Antoine Roquetin y M. de Rollebon. A quién elegir, al personaje perdido en la náusea o al personaje alejado, difuso, sin más aventuras que una sucesión de hechos entrelazados de nuevo por el primero.
Cómo ser Roquetin sin ser pelirrojo, llevando una cabellera que no llega a decidirse entre el castaño y el rubio, mi cara perdiéndose en el vacío con este vértigo diario. Yo también tiemblo ante el agujero blanco de la pared. Esa trampa, el espejo.
Cómo ser Robellon, asesino de Pablo I, como serlo si hay que evitar cuidadosamente los alejandrinos en la prosa.
Me observo en este espejo nocturno y encuentro a la cosa gris, mi rostro, a mis manos repitendo los actos hasta que los pienso, los defino e intento coger al tiempo por la cola.

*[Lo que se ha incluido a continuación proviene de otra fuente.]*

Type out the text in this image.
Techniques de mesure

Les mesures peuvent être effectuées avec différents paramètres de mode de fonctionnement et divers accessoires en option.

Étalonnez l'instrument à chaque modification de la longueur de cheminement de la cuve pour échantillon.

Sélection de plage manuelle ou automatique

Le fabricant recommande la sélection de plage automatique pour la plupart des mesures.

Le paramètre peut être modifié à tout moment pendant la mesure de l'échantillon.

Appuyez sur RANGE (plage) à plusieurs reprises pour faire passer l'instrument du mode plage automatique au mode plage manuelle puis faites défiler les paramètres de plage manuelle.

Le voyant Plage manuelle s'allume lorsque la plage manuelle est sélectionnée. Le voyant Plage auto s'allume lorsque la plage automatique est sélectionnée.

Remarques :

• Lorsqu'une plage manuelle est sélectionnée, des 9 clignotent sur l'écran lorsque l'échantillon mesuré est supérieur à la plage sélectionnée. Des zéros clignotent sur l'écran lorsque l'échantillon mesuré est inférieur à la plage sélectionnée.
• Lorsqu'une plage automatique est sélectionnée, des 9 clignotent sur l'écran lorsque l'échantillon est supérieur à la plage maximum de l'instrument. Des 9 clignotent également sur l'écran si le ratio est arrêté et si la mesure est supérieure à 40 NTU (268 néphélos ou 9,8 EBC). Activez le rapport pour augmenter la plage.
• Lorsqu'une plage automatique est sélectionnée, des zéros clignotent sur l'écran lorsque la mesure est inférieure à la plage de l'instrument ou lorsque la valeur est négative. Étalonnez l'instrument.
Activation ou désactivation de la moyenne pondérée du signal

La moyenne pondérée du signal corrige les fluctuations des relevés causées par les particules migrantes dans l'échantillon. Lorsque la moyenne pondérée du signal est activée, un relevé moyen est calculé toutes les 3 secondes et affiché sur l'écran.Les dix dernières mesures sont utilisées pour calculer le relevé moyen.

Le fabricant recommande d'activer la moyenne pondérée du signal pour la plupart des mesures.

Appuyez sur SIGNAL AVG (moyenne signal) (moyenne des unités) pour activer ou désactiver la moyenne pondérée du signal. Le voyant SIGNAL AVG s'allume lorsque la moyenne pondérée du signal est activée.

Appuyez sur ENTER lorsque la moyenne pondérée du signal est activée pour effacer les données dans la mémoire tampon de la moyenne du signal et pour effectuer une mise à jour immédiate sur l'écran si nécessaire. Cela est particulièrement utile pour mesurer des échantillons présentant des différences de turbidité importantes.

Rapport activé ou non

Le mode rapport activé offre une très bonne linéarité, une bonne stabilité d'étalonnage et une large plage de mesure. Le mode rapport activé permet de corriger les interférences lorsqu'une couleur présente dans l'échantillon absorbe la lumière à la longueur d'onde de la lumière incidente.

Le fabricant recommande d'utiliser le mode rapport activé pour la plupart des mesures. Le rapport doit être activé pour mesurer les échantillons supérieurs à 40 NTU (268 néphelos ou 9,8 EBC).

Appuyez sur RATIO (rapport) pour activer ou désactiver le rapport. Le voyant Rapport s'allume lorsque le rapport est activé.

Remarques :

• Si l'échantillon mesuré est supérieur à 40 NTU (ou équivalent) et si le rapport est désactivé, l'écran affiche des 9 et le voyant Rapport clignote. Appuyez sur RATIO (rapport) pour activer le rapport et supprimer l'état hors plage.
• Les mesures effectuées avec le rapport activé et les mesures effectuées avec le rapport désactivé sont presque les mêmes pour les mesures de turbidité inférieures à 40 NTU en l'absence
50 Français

Al final la noche te lleva a Bouville, por la calle Joséphin-Soulary al pasaje Gillet hasta la calle Tournebride, muy cerca de la colina de Montmartre. Irremediblemente. No hay otra salida. Al final el que lleva el pensamiento, el verso, la pregunta sabe a lo que se expone, a la soledad y cuestionarse a sí mismo.
Otros, otros que se acercaron en su momento por deficiencias, por astío de vida, por soledad de locura insoportable, otros acaban preguntándose "...para que sirve juntar versos...".
¿Para que sirve un asesinato? ¿Para qué una conspiración? Para que otro la escriba, la narre, la verse...ya da igual el asesino, su interior, quién era. Quizás ni su nombre importa.
Entonces queda claro, creo, por esta noche. Quizás mañana, aún, el infierno sigan siendo los otros.